Proprio l’ospedale fu nuovamente cannoneggiato dalle forze tedesche, che volevano a tutti i costi occuparlo. I pochi patrioti presenti al suo interno rispondevano sparando alla cieca nella vallata sottostante, evitando l’avanzata tedesca e procurando morti e feriti. L’assedio dell’ospedale non cessò neanche nei giorni successivi. Il terzo giorno la situazione si fece critica: si era sicuri che durante la notte i tedeschi avrebbero provato a riconquistare il caposaldo e i patrioti, svegli da più di quarantotto ore, con pochi viveri e un’esigua riserva di munizioni, temevano di non avere più la forza di resistere. Difatti nella notte del 29 luglio la battaglia riprese con tutta la sua forza: intorno alle due di notte una compagnia di paracadutisti tedeschi ed elementi repubblichini mossero per la quarta volta all’attacco. Salirono più volte dalla valle bersagliando con scariche di fucileria e mitragliatrici pesanti le finestre degli edifici, in particolare dell’ospedale, per impedire ai patrioti di rispondere al fuoco. Venticinque patrioti resistettero per ore. Solo nel pomeriggio del 30 luglio, il IV, l’VIII e il XIII plotone della Maiella lasciarono Montecarotto, sostituiti finalmente da cinque compagnie di paracadutisti della Nembo. Avvenuta la completa occupazione di Montecarotto, l’intero Gap si mise a disposizione del Comando del XIII Btg. del 184° reggimento Paracadutisti Divisione Nembo.

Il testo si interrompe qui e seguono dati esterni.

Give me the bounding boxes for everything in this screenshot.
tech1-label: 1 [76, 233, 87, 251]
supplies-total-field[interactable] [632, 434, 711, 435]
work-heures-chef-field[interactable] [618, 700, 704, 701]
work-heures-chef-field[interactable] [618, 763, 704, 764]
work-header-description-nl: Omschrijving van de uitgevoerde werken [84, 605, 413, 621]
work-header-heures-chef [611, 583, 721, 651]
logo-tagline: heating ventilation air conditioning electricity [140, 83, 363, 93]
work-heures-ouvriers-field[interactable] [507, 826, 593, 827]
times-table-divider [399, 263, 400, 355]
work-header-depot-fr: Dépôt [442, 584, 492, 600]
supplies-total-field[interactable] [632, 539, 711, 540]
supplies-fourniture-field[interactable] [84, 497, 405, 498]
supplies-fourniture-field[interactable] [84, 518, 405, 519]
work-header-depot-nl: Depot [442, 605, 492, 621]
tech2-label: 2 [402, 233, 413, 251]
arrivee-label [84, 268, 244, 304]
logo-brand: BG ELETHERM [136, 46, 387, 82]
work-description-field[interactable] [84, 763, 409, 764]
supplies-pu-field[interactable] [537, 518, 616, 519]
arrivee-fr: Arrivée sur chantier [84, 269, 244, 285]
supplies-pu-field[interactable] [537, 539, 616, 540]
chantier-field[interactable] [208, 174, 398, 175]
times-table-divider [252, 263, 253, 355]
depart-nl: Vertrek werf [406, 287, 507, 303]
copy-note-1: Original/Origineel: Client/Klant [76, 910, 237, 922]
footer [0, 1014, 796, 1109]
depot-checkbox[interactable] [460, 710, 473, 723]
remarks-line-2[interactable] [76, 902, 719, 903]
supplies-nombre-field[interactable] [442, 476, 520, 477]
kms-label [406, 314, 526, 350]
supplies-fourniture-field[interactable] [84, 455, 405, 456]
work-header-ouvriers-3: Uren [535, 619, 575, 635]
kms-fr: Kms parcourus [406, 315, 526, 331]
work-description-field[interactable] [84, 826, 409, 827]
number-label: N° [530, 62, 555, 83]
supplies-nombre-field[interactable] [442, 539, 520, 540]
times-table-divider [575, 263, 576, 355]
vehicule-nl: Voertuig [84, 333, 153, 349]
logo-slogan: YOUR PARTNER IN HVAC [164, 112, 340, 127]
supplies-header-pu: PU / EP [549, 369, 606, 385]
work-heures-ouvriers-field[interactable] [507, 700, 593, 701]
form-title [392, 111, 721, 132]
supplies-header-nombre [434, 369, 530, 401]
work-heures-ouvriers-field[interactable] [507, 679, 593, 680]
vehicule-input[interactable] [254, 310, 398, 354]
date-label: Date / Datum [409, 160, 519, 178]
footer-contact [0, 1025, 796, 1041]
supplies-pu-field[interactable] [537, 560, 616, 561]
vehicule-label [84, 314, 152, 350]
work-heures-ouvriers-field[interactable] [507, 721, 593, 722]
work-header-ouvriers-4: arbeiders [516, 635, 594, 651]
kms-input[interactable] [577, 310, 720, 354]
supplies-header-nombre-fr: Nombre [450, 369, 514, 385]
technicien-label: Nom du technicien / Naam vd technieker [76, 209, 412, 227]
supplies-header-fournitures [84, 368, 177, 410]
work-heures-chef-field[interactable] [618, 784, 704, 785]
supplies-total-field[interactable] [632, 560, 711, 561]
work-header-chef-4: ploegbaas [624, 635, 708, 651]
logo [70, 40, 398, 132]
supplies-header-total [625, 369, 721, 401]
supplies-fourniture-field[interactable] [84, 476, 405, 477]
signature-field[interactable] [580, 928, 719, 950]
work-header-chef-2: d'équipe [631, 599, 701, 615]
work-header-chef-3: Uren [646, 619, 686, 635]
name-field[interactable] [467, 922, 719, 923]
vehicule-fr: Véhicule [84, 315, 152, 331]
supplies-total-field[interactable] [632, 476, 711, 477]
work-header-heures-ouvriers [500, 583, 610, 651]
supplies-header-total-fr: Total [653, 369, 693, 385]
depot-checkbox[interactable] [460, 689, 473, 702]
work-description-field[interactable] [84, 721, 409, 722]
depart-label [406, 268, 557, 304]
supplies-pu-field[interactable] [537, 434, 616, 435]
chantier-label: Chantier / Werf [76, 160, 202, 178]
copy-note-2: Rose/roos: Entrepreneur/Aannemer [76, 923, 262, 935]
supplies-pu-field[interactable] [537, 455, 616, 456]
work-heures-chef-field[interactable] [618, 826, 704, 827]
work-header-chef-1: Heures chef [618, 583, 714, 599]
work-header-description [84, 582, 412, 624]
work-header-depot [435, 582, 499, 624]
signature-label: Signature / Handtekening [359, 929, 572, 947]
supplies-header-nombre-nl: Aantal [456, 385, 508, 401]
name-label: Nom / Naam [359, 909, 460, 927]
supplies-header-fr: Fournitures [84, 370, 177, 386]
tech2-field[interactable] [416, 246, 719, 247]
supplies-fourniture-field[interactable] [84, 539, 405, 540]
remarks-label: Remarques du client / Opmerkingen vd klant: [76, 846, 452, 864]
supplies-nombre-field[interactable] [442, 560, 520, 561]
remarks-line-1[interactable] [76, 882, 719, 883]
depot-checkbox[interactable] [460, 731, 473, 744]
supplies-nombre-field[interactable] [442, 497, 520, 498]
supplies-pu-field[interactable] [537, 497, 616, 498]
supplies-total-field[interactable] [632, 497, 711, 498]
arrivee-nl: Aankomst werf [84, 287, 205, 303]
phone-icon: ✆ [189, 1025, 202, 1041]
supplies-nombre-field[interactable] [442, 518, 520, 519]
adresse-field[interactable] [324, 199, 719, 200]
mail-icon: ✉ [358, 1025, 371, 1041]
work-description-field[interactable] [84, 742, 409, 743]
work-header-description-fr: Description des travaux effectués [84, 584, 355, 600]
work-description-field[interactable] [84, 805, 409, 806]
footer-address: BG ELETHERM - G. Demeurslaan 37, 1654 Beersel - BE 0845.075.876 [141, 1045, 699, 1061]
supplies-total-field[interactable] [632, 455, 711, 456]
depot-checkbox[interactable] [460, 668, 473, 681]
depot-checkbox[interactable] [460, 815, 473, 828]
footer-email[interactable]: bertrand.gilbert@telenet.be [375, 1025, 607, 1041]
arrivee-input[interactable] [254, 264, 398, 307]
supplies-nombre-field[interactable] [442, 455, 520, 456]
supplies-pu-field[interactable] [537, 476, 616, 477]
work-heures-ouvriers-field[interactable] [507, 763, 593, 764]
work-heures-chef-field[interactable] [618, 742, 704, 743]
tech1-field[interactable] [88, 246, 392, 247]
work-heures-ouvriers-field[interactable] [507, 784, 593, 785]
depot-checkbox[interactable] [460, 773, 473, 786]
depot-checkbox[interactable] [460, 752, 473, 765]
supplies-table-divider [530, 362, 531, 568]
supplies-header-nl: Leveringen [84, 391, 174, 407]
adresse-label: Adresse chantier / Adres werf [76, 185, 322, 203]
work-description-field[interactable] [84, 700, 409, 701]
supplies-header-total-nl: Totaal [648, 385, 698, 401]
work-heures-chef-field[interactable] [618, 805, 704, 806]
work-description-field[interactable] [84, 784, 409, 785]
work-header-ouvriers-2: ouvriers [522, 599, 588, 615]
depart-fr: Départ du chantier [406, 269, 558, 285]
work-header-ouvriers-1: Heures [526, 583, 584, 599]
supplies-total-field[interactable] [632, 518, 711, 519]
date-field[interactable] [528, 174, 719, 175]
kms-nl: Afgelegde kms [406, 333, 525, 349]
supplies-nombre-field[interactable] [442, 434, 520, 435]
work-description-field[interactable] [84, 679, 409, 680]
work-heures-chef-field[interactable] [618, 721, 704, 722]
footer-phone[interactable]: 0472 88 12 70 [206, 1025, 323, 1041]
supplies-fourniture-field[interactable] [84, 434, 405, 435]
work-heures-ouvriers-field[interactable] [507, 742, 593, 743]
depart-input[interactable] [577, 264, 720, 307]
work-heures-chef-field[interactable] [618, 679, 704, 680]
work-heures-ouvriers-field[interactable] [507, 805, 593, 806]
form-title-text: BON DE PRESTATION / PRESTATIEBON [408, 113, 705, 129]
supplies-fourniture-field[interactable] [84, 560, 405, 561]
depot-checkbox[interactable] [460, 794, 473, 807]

Fino alla giornata del 5 agosto si verificarono nel territorio di Montecarotto ulteriori e saltuari attacchi da parte di pattuglie tedesche in ritirata, oltre il fiume Misa. Così scrive nel suo diario il ragazzino montecarottese in data 6 agosto 1944, domenica: «Finalmente si può rientrare a Montecarotto! La situazione sembre tornata tranquilla. Ci apprestiamo a lasciare la casa di questa brava gente che ci ha ospitato. […] Quando arriviamo la piazza è gremita di gente; sulla Torre sventola la bandiera tricolore! Finalmente tutte le peripizie ed i pericoli sono passati. Ma la battaglia per la Liberazione di Montecarotto ha lasciato le sue tracce in qualche famiglia di paesani; ci sono stati infatti una decina di morti e diversi feriti» (Galeazzi, 1985 p.103).

Bibliografia
A. Galeazzi (Alba), Resistenza e contadini nelle carte di un partgiano (1919-1949), Argalia, Urbino 1980.
Montecarotto. I giorni della Liberazione, Montecarotto-Ancona, 1985.
R. Giacomini, Ribelli e partigiani. La Resistenza nelle Marche 1943-1944, Affinità elettive, Ancona 2008.